Predicting phenotype from genotype is a central challenge in genetics. Traditional approaches in quantitative genetics typically analyze this problem using methods based on linear regression. These methods generally assume that the genetic architecture of complex traits can be parameterized in terms of an additive model, where the effects of loci are independent, plus (in some cases) pairwise epistatic interactions between loci. However, these models struggle to analyze more complex patterns of epistasis or subtle gene-environment interactions. Recent advances in machine learning, particularly attention-based models, offer a promising alternative. Initially developed for natural language processing, attention-based models excel at capturing context-dependent interactions and have shown exceptional performance in predicting protein structure and function. Here, we apply attention-based models to quantitative genetics. We analyze the performance of this attention-based approach in predicting phenotype from genotype using simulated data across a range of models with increasing epistatic complexity, and using experimental data from a recent quantitative trait locus mapping study in budding yeast. We find that our model demonstrates superior out-of-sample predictions in epistatic regimes compared to standard methods. We also explore a more general multi-environment attention-based model to jointly analyze genotype-phenotype maps across multiple environments and show that such architectures can be used for "transfer learning" - predicting phenotypes in novel environments with limited training data.

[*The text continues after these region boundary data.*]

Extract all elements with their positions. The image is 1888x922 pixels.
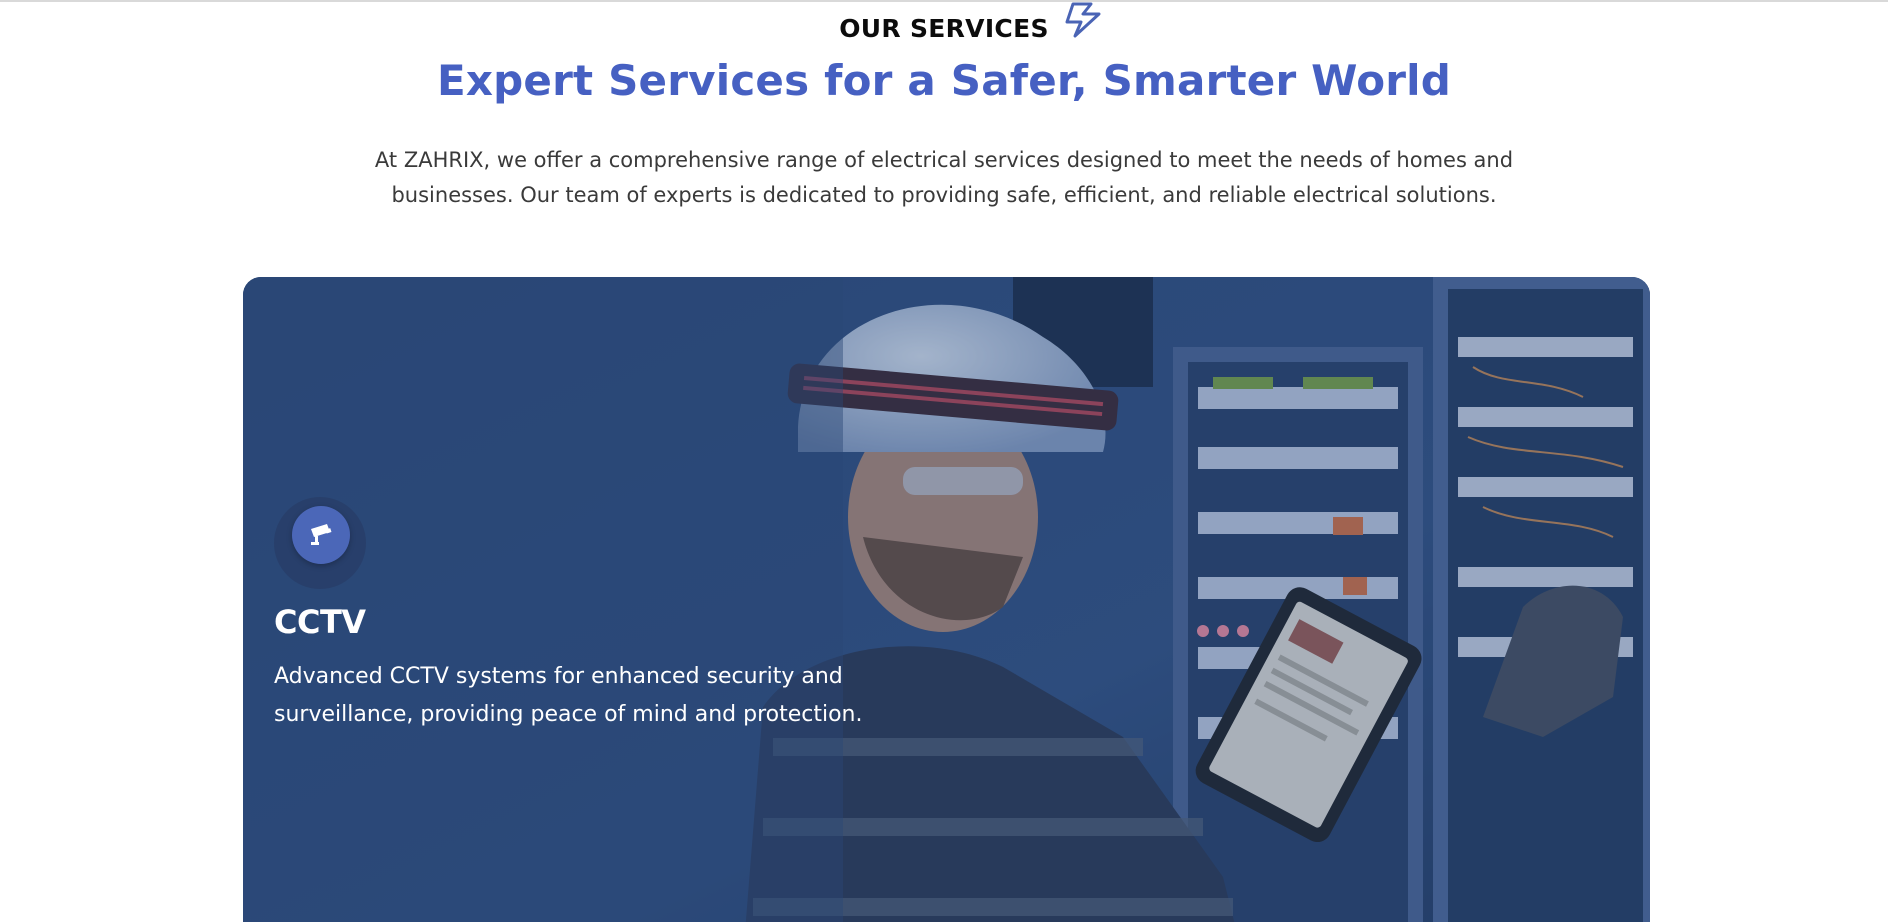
lightning-bolt-icon	[1065, 2, 1101, 38]
top-divider	[0, 0, 1888, 2]
section-headline: Expert Services for a Safer, Smarter Wor…	[436, 56, 1452, 105]
service-card-cctv[interactable]: CCTV Advanced CCTV systems for enhanced …	[243, 277, 1650, 922]
service-title: CCTV	[274, 603, 366, 641]
electrician-photo	[243, 277, 1650, 922]
cctv-camera-glyph	[311, 524, 332, 545]
services-section: OUR SERVICES Expert Services for a Safer…	[0, 0, 1888, 922]
service-description: Advanced CCTV systems for enhanced secur…	[274, 664, 863, 727]
section-intro: At ZAHRIX, we offer a comprehensive rang…	[374, 148, 1514, 207]
cctv-camera-icon	[292, 506, 350, 564]
eyebrow-wrapper: OUR SERVICES	[839, 2, 1101, 43]
eyebrow-label: OUR SERVICES	[839, 14, 1049, 43]
section-eyebrow: OUR SERVICES	[0, 2, 1888, 43]
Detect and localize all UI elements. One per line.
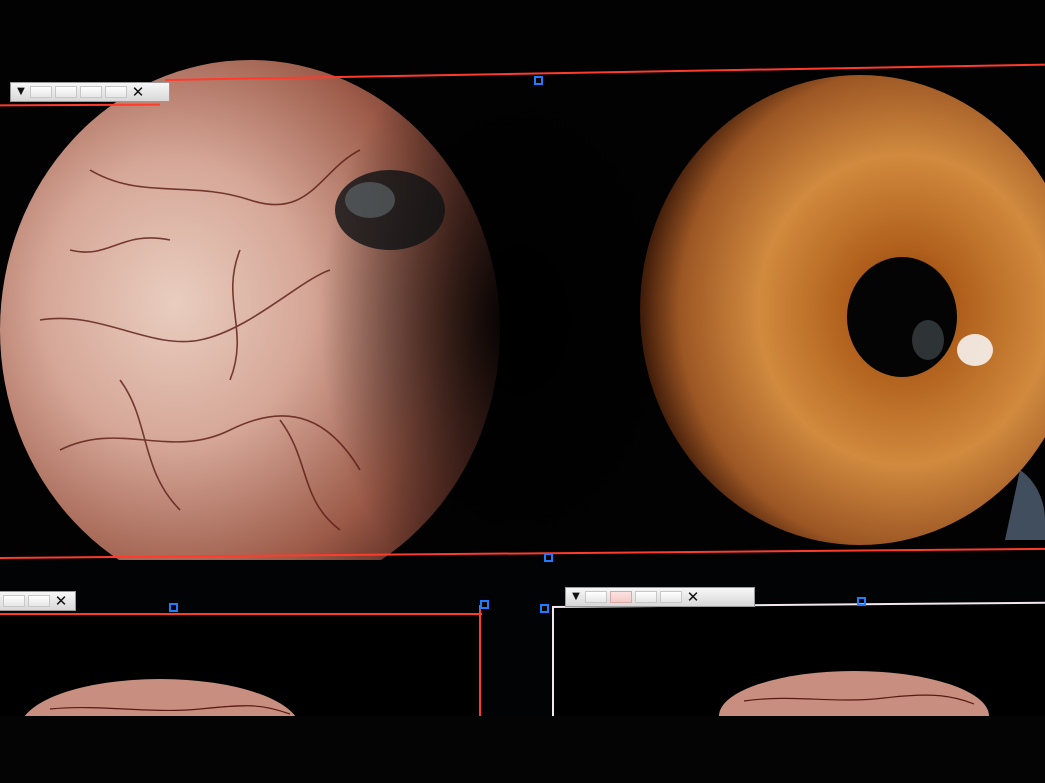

从基因型预测表型是遗传学中的一项核心挑战。数量遗传学的传统方法通常使用基于线性回归的方法来分析这个问题。这些方法一般假设复杂性状的遗传结构可以用加性模型来参数化,其中基因座的效应是独立的,再加上(在某些情况下)基因座之间的成对上位性相互作用。然而,这些模型难以分析更复杂的上位性模式或微妙的基因 - 环境相互作用。机器学习的最新进展,特别是基于注意力的模型,提供了一种有前景的替代方法。基于注意力的模型最初是为自然语言处理而开发的,擅长捕捉上下文相关的相互作用,并且在预测蛋白质结构和功能方面表现出色。在这里,我们将基于注意力的模型应用于数量遗传学。我们使用一系列上位性复杂度不断增加的模拟数据,以及来自最近一项关于芽殖酵母数量性状基因座定位研究的实验数据,分析这种基于注意力的方法在从基因型预测表型方面的性能。我们发现,与标准方法相比,我们的模型在上位性情况下展示出更优的样本外预测能力。我们还探索了一种更通用的基于多环境注意力的模型,以联合分析多个环境中的基因型 - 表型图谱,并表明这种架构可用于“迁移学习”——在训练数据有限的新环境中预测表型。